The team is also quick to identify the early signs of mastitis. Any cows with a swollen quarter are given non-steroidal anti-inflammatories and UdderMint and kept in the separate group. Following testing, cows will have their milk stripped two to six times a day to help remove infection. Any individuals that still have a hard quarter after two days receive a repeat treatment.
“I’ve found it’s a more effective way to treat them,” says Mr Gibbins. “I’m slightly cynical about how effective antibiotics are during lactation. I think cows do have quite a good self-cure rate.”
Mole Valley Feed Solutions’ Nutritionist, Dave Kittow regularly analyses fresh grass and grass silage and carefully balances the diet to optimise rumen health and performance. This also helps with dung consistency, which influences mastitis risk.
High levels of clover in grazing swards, combined with fresh grass growth and low fibre levels had traditionally created challenges with loose dung in the autumn. As a result, Mr Kittow suggested feeding organic X1 LIVE Yeast in the farm’s mineral pack, which also includes the correct levels of vitamin E and selenium to help the immune system and SCC.
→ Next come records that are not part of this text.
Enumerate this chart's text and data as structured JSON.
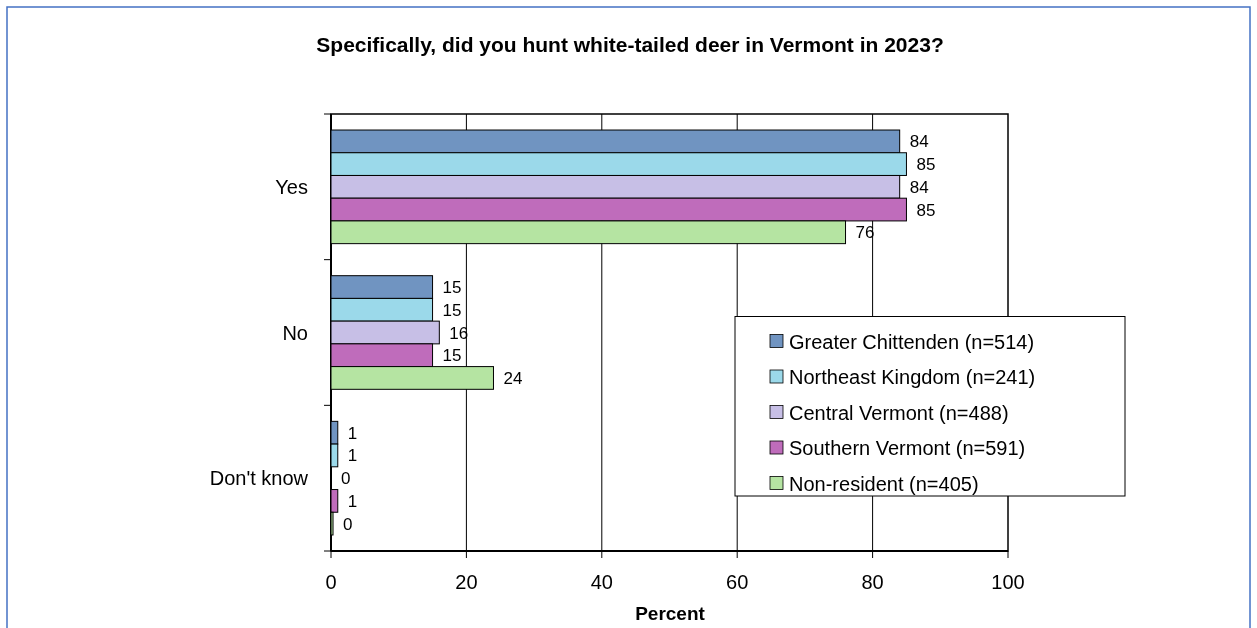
{
  "chart_data": {
    "type": "bar",
    "orientation": "horizontal",
    "title": "Specifically, did you hunt white-tailed deer in Vermont in 2023?",
    "xlabel": "Percent",
    "categories": [
      "Yes",
      "No",
      "Don't know"
    ],
    "series": [
      {
        "name": "Greater Chittenden (n=514)",
        "color": "#7094c1",
        "values": [
          84,
          15,
          1
        ],
        "value_labels": [
          "84",
          "15",
          "1"
        ]
      },
      {
        "name": "Northeast Kingdom (n=241)",
        "color": "#9bd9ea",
        "values": [
          85,
          15,
          1
        ],
        "value_labels": [
          "85",
          "15",
          "1"
        ]
      },
      {
        "name": "Central Vermont (n=488)",
        "color": "#c7bfe6",
        "values": [
          84,
          16,
          0
        ],
        "value_labels": [
          "84",
          "16",
          "0"
        ]
      },
      {
        "name": "Southern Vermont (n=591)",
        "color": "#bf6cbb",
        "values": [
          85,
          15,
          1
        ],
        "value_labels": [
          "85",
          "15",
          "1"
        ]
      },
      {
        "name": "Non-resident (n=405)",
        "color": "#b5e4a2",
        "values": [
          76,
          24,
          0.3
        ],
        "value_labels": [
          "76",
          "24",
          "0"
        ]
      }
    ],
    "xlim": [
      0,
      100
    ],
    "xticks": [
      0,
      20,
      40,
      60,
      80,
      100
    ],
    "grid": "x",
    "legend": "bottom right"
  }
}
Mr Gibbins adds: “From an environment point of view, the diet is probably the key thing in terms of keeping cows and cubicles clean. The yeast, along with other things, has helped the dung consistency and rumen health which all helps with forage utilisation and mastitis control.” He usually chooses to buy a combination of organic straights and compounds from Mole Valley Farmers, drawing on the advice of Alternative Feeds’ Trader, Francesca Metherell. “Her advice is excellent,” he says. “She’s very proactive in terms of advising when to buy. She contacts us if she thinks there’s any deals on. A few pounds saving on the amount we’re buying is very significant.” This year, he didn’t opt to buy his straights forward. As a result, Jonathan has been advised to feed an organic meal in the outside ration to complement the silage available. Mr Kittow explains: “Mole Valley Farmers buy well in advance to spread risk. Jonathan has benefitted from that this year, rather than relying on the very tricky spot market.”